Gabriele Tinti (born 18 December 1979) is an Italian poet.

Quotes[edit]

  • I have always taken the side of the scapegoat (…) I believe that #MeToo is becoming a violent witch hunt. Spacey, like others, has the right to the presumption of innocence and I cannot in any way support the preventative exclusion and annihilation of a man, woman or work,”
  • Boxing is a space in which our repressed feelings, our fears and our identity anxieties all converge. Boxing resolves everything in the sense of death. It manages to do so because it is a primal display; a manifestation of an unrepeatable existential experience, a ‘true’ reality; the revelation of an internal world in which not only the body (with all its suffering) and the flesh are on the line, but also the intellect, the spirit and so-called ‘culture.’ It is a cruel spectacle made of pain and love, of the unpredictable and the serious, of boredom and great emotions.
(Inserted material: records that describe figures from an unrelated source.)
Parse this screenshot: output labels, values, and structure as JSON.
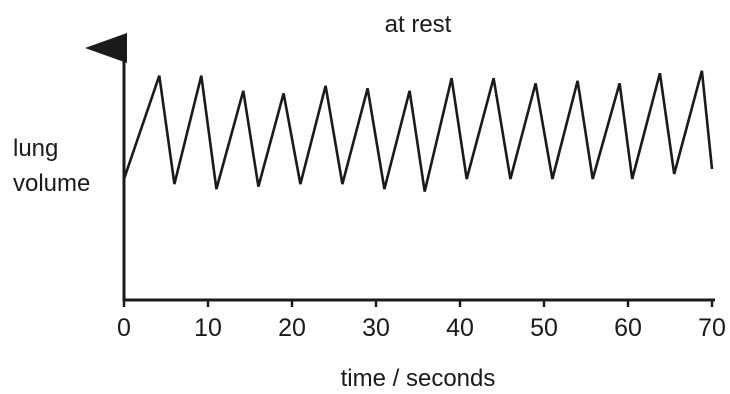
{
  "chart_data": {
    "type": "line",
    "title": "at rest",
    "ylabel_lines": [
      "lung",
      "volume"
    ],
    "xlabel": "time / seconds",
    "xlim": [
      0,
      70
    ],
    "xticks": [
      0,
      10,
      20,
      30,
      40,
      50,
      60,
      70
    ],
    "ylim": [
      0,
      10
    ],
    "y_ticks_shown": false,
    "grid": false,
    "colors": {
      "line": "#1a1a1a",
      "axes": "#1a1a1a"
    },
    "series": [
      {
        "points": [
          [
            0,
            4.8
          ],
          [
            4.2,
            8.9
          ],
          [
            6.0,
            4.6
          ],
          [
            9.2,
            8.9
          ],
          [
            11.0,
            4.4
          ],
          [
            14.2,
            8.3
          ],
          [
            16.0,
            4.5
          ],
          [
            19.0,
            8.2
          ],
          [
            21.0,
            4.6
          ],
          [
            24.0,
            8.5
          ],
          [
            26.0,
            4.6
          ],
          [
            29.0,
            8.4
          ],
          [
            31.0,
            4.4
          ],
          [
            34.0,
            8.3
          ],
          [
            35.8,
            4.3
          ],
          [
            39.0,
            8.8
          ],
          [
            40.8,
            4.8
          ],
          [
            44.0,
            8.8
          ],
          [
            46.0,
            4.8
          ],
          [
            49.0,
            8.6
          ],
          [
            51.0,
            4.8
          ],
          [
            54.0,
            8.7
          ],
          [
            55.8,
            4.8
          ],
          [
            59.0,
            8.6
          ],
          [
            60.5,
            4.8
          ],
          [
            63.8,
            9.0
          ],
          [
            65.5,
            5.0
          ],
          [
            68.8,
            9.1
          ],
          [
            70.0,
            5.2
          ]
        ]
      }
    ]
  }
}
  • Before writing “Boxer” I could do nothing but sing of his fragility and solitude; of the weight of his dramatic life and the tragic sense of death, of banality, that belongs even to ancient masterpieces we would wish to be eternal. The uncertainty that has often surrounded their attribution, the mutilated and fragmentary condition in which they have almost always come down to us from antiquity, gave me the cue to speak of the transience of life, of every one of man’s works, of the meaning of time.
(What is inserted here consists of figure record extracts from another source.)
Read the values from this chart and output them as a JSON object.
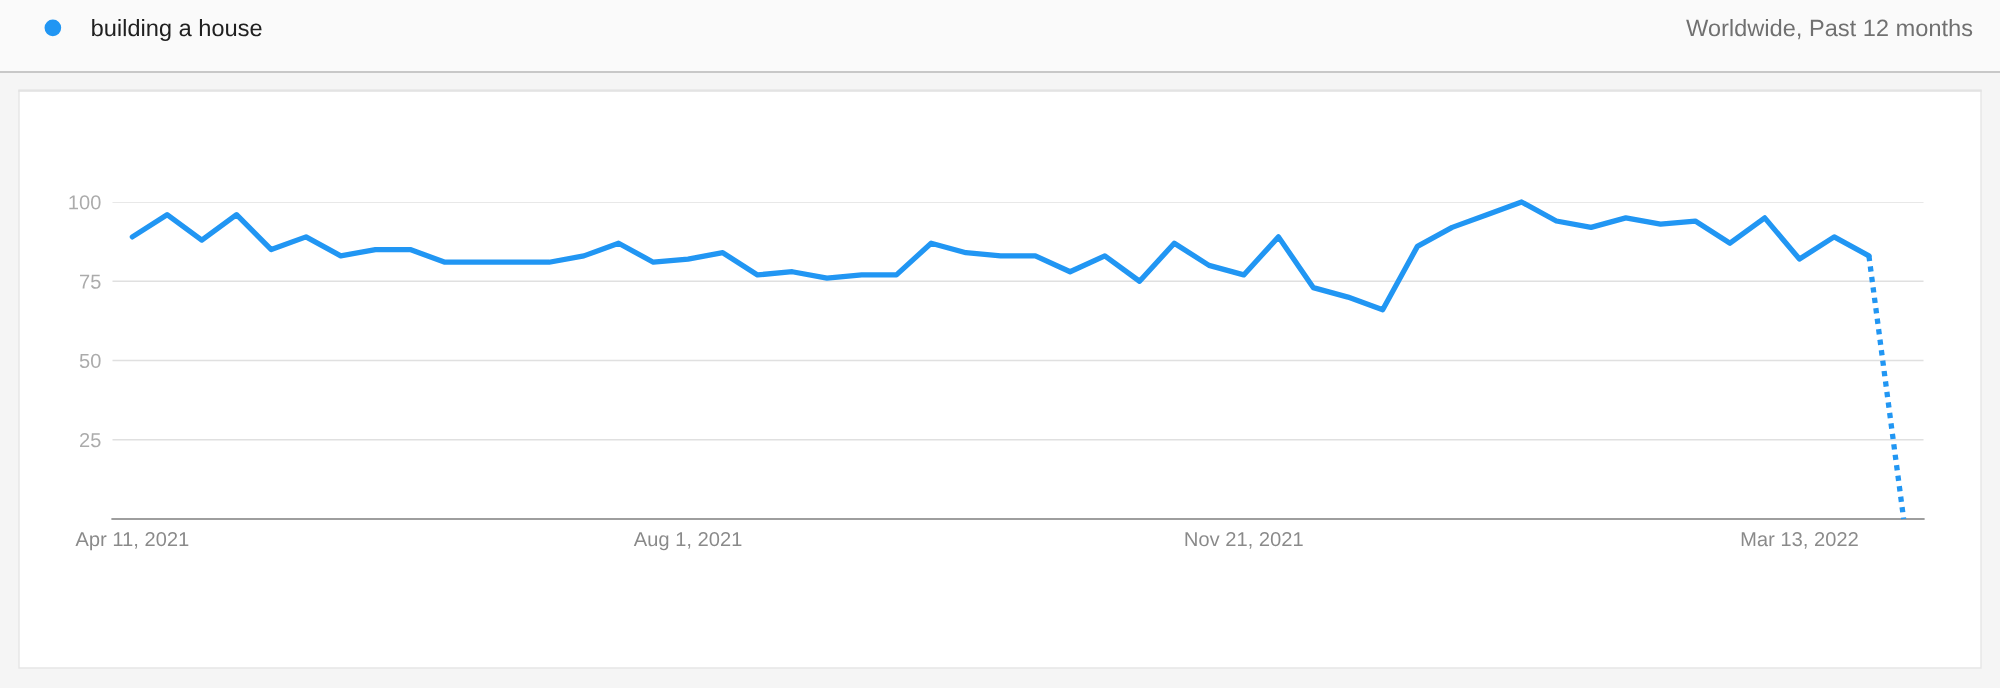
{
  "chart_data": {
    "type": "line",
    "subtitle": "Worldwide, Past 12 months",
    "series": [
      {
        "name": "building a house",
        "color": "#2196f3",
        "line_style": "solid",
        "x": [
          "2021-04-11",
          "2021-04-18",
          "2021-04-25",
          "2021-05-02",
          "2021-05-09",
          "2021-05-16",
          "2021-05-23",
          "2021-05-30",
          "2021-06-06",
          "2021-06-13",
          "2021-06-20",
          "2021-06-27",
          "2021-07-04",
          "2021-07-11",
          "2021-07-18",
          "2021-07-25",
          "2021-08-01",
          "2021-08-08",
          "2021-08-15",
          "2021-08-22",
          "2021-08-29",
          "2021-09-05",
          "2021-09-12",
          "2021-09-19",
          "2021-09-26",
          "2021-10-03",
          "2021-10-10",
          "2021-10-17",
          "2021-10-24",
          "2021-10-31",
          "2021-11-07",
          "2021-11-14",
          "2021-11-21",
          "2021-11-28",
          "2021-12-05",
          "2021-12-12",
          "2021-12-19",
          "2021-12-26",
          "2022-01-02",
          "2022-01-09",
          "2022-01-16",
          "2022-01-23",
          "2022-01-30",
          "2022-02-06",
          "2022-02-13",
          "2022-02-20",
          "2022-02-27",
          "2022-03-06",
          "2022-03-13",
          "2022-03-20",
          "2022-03-27"
        ],
        "values": [
          89,
          96,
          88,
          96,
          85,
          89,
          83,
          85,
          85,
          81,
          81,
          81,
          81,
          83,
          87,
          81,
          82,
          84,
          77,
          78,
          76,
          77,
          77,
          87,
          84,
          83,
          83,
          78,
          83,
          75,
          87,
          80,
          77,
          89,
          73,
          70,
          66,
          86,
          92,
          96,
          100,
          94,
          92,
          95,
          93,
          94,
          87,
          95,
          82,
          89,
          83
        ]
      },
      {
        "color": "#2196f3",
        "line_style": "dotted",
        "x": [
          "2022-03-27",
          "2022-04-03"
        ],
        "values": [
          83,
          0
        ]
      }
    ],
    "xlim": [
      "2021-04-07",
      "2022-04-07"
    ],
    "xticks": [
      {
        "value": "2021-04-11",
        "label": "Apr 11, 2021"
      },
      {
        "value": "2021-08-01",
        "label": "Aug 1, 2021"
      },
      {
        "value": "2021-11-21",
        "label": "Nov 21, 2021"
      },
      {
        "value": "2022-03-13",
        "label": "Mar 13, 2022"
      }
    ],
    "ylim": [
      0,
      100
    ],
    "yticks": [
      25,
      50,
      75,
      100
    ],
    "grid": "y",
    "legend": "top left"
  }
}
  • Orpheus, the divining poet of stone, has always made me feel a profound nostalgia for a mythical ancient age of art and poetry. Nostalgia for an age when poets could really sing; an age when youths, bards—destined to decline into rhapsodes and finally into the scribblers we writers have become—used the living word with a divine voice. After this age there was no more psalmonising, no more presentiment, no more divination. No song, no poem, no art of today can truly shine once it has been compared to this first, great season of poetry.
  • The intense melancholy of Herakles by Skopas, the sunken eyes beneath the arched eyebrows, those pathetic eyes turned toward the sky, led me to imagine Hercules in the crucial moment when he found himself faced with death. It is in that moment that he takes onto his shoulders all the suffering of the world, freeing it.